The latest index stands at -7, well above the -66 recorded when Obama assumed office in 2008 in the middle of the Great Recession. Still, morale isn’t as high as it was in June 2015 when the confidence level stood at +7, according to Gallup.
The data is based on phone interviews with 1,500 adults. The results have a margin of error of plus or minus 3 percentage points. Respondents are asked to rate current economic conditions and whether they think things are getting better or worse.
While not in positive territory, the White House is likely to interpret the new findings as a win, especially as Obama travels around the country to tout his economic message after his final State of the Union.
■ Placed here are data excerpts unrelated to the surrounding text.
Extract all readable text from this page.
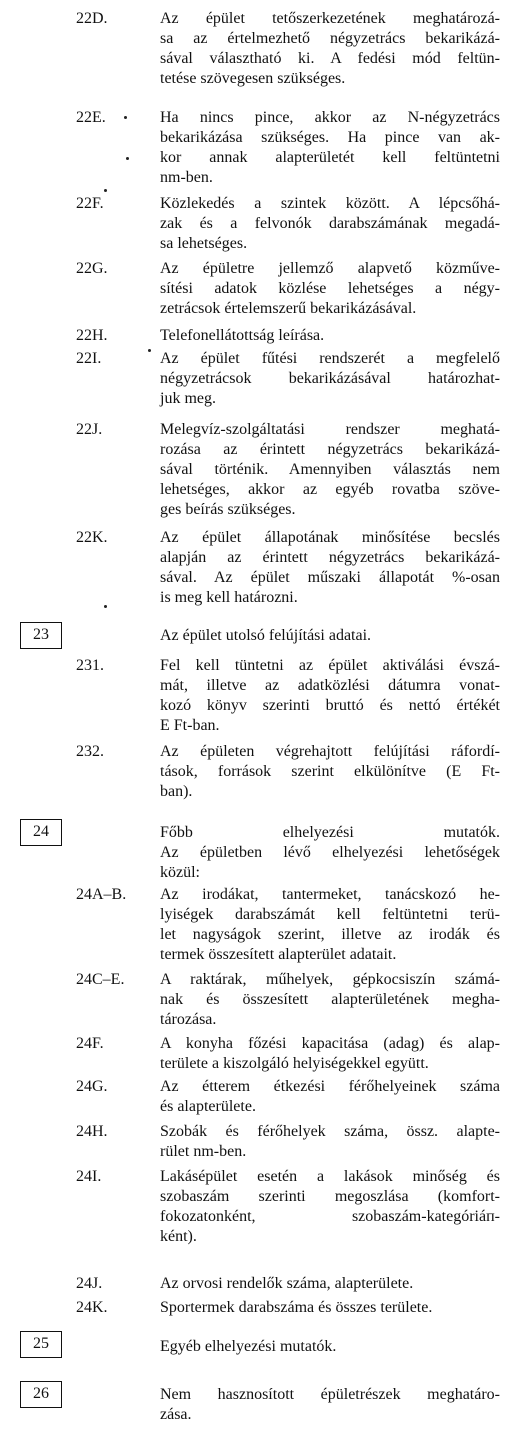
22D.	Az épület tetőszerkezetének meghatározá-
sa az értelmezhető négyzetrács bekarikázá-
sával választható ki. A fedési mód feltün-
tetése szövegesen szükséges.
22E.	Ha nincs pince, akkor az N-négyzetrács
bekarikázása szükséges. Ha pince van ak-
kor annak alapterületét kell feltüntetni
nm-ben.
22F.	Közlekedés a szintek között. A lépcsőhá-
zak és a felvonók darabszámának megadá-
sa lehetséges.
22G.	Az épületre jellemző alapvető közművе-
sítési adatok közlése lehetséges a négy-
zetrácsok értelemszerű bekarikázásával.
22H.	Telefonellátottság leírása.
22I.	Az épület fűtési rendszerét a megfelelő
négyzetrácsok bekarikázásával határozhat-
juk meg.
22J.	Melegvíz-szolgáltatási rendszer meghatá-
rozása az érintett négyzetrács bekarikázá-
sával történik. Amennyiben választás nem
lehetséges, akkor az egyéb rovatba szöve-
ges beírás szükséges.
22K.	Az épület állapotának minősítése becslés
alapján az érintett négyzetrács bekarikázá-
sával. Az épület műszaki állapotát %-osan
is meg kell határozni.
23	Az épület utolsó felújítási adatai.
231.	Fel kell tüntetni az épület aktiválási évszá-
mát, illetve az adatközlési dátumra vonat-
kozó könyv szerinti bruttó és nettó értékét
E Ft-ban.
232.	Az épületen végrehajtott felújítási ráfordí-
tások, források szerint elkülönítve (E Ft-
ban).
24	Főbb elhelyezési mutatók.
Az épületben lévő elhelyezési lehetőségek
közül:
24A–B. Az irodákat, tantermeket, tanácskozó he-
lyiségek darabszámát kell feltüntetni terü-
let nagyságok szerint, illetve az irodák és
termek összesített alapterület adatait.
24C–E. A raktárak, műhelyek, gépkocsiszín számá-
nak és összesített alapterületének megha-
tározása.
24F.	A konyha főzési kapacitása (adag) és alap-
területe a kiszolgáló helyiségekkel együtt.
24G.	Az étterem étkezési férőhelyeinek száma
és alapterülete.
24H.	Szobák és férőhelyek száma, össz. alapte-
rület nm-ben.
24I.	Lakásépület esetén a lakások minőség és
szobaszám szerinti megoszlása (komfort-
fokozatonként, szobaszám-kategóriáп-
ként).
24J.	Az orvosi rendelők száma, alapterülete.
24K.	Sportermek darabszáma és összes területe.
25	Egyéb elhelyezési mutatók.
26	Nem hasznosított épületrészek meghatáro-
zása.
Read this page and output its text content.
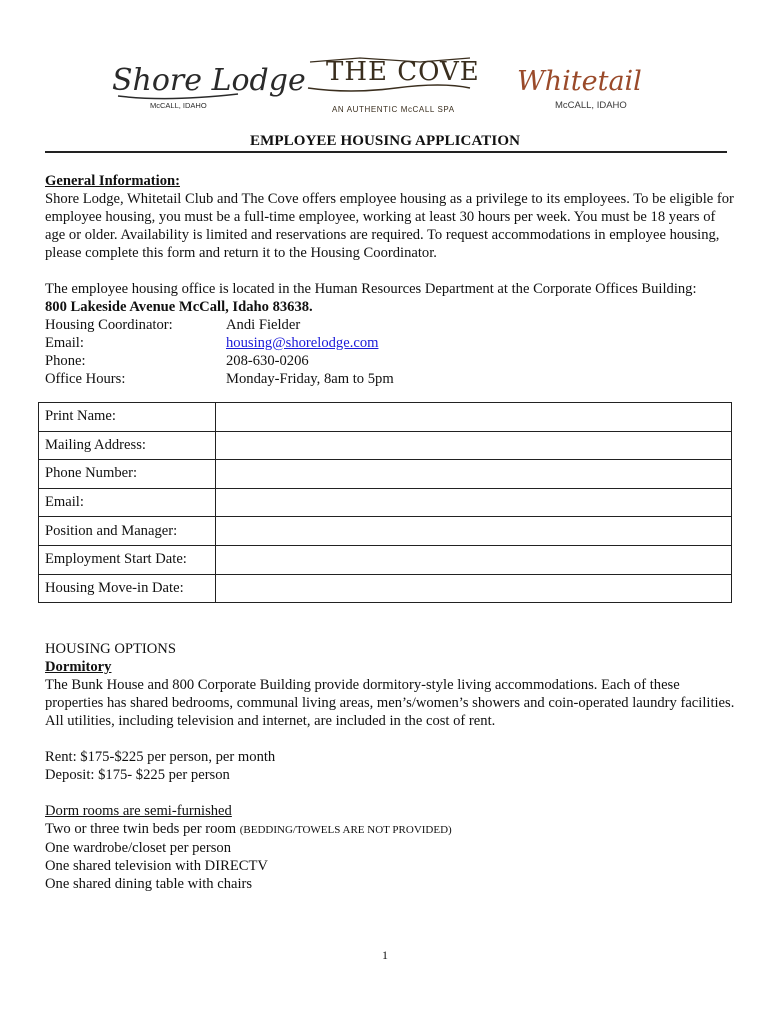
Shore Lodge
McCALL, IDAHO
THE COVE
AN AUTHENTIC McCALL SPA
Whitetail
McCALL, IDAHO
EMPLOYEE HOUSING APPLICATION

General Information:

Shore Lodge, Whitetail Club and The Cove offers employee housing as a privilege to its employees. To be eligible for employee housing, you must be a full-time employee, working at least 30 hours per week. You must be 18 years of age or older. Availability is limited and reservations are required. To request accommodations in employee housing, please complete this form and return it to the Housing Coordinator.

The employee housing office is located in the Human Resources Department at the Corporate Offices Building:

800 Lakeside Avenue McCall, Idaho 83638.

Housing Coordinator:	Andi Fielder
Email:	housing@shorelodge.com
Phone:	208-630-0206
Office Hours:	Monday-Friday, 8am to 5pm
Print Name:	
Mailing Address:	
Phone Number:	
Email:	
Position and Manager:	
Employment Start Date:	
Housing Move-in Date:	

HOUSING OPTIONS

Dormitory

The Bunk House and 800 Corporate Building provide dormitory-style living accommodations. Each of these properties has shared bedrooms, communal living areas, men’s/women’s showers and coin-operated laundry facilities. All utilities, including television and internet, are included in the cost of rent.

Rent: $175-$225 per person, per month

Deposit: $175- $225 per person

Dorm rooms are semi-furnished

Two or three twin beds per room (BEDDING/TOWELS ARE NOT PROVIDED)

One wardrobe/closet per person

One shared television with DIRECTV

One shared dining table with chairs

1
In that address, the president blasted Republican presidential candidates for blowing “political hot air” and taking advantage of the anxiety Americans still feel as the country labors to improve after the 2008 crisis.
“Anyone claiming that America’s economy is in decline is peddling fiction,” Obama said.
The president maintained that upbeat tone during a visit to Obama, Neb., less than 24 hours later, when he again took on the GOP for its doom and gloom rhetoric.
“It’s not what I see every day,” he said. “That’s not what I see in communities and neighborhoods all across this country.”
Of course, despite the new data, not everyone will be on board with Obama’s vision.
Thomas Donohue, president and CEO of the U.S. Chamber of Commerce, said Thursday he's not predicting a recession in 2016. Instead, he sees another year of tepid growth.
"When you add it all up, the state of American businesses in 2016 is filled with uncertainty, risks and challenge," he said during in his annual State of American Business address.
And while the business lobbying organization doesn’t endorse presidential candidates, Donohue chided the “very loud” voices in the Republican primary that have proposed “walling off America.”
"This is morally wrong and politically stupid," Donohue said, without naming GOP frontrunner Donald Trump or any other contender.
He also took issue with Democrats for calling for more spending and taxes.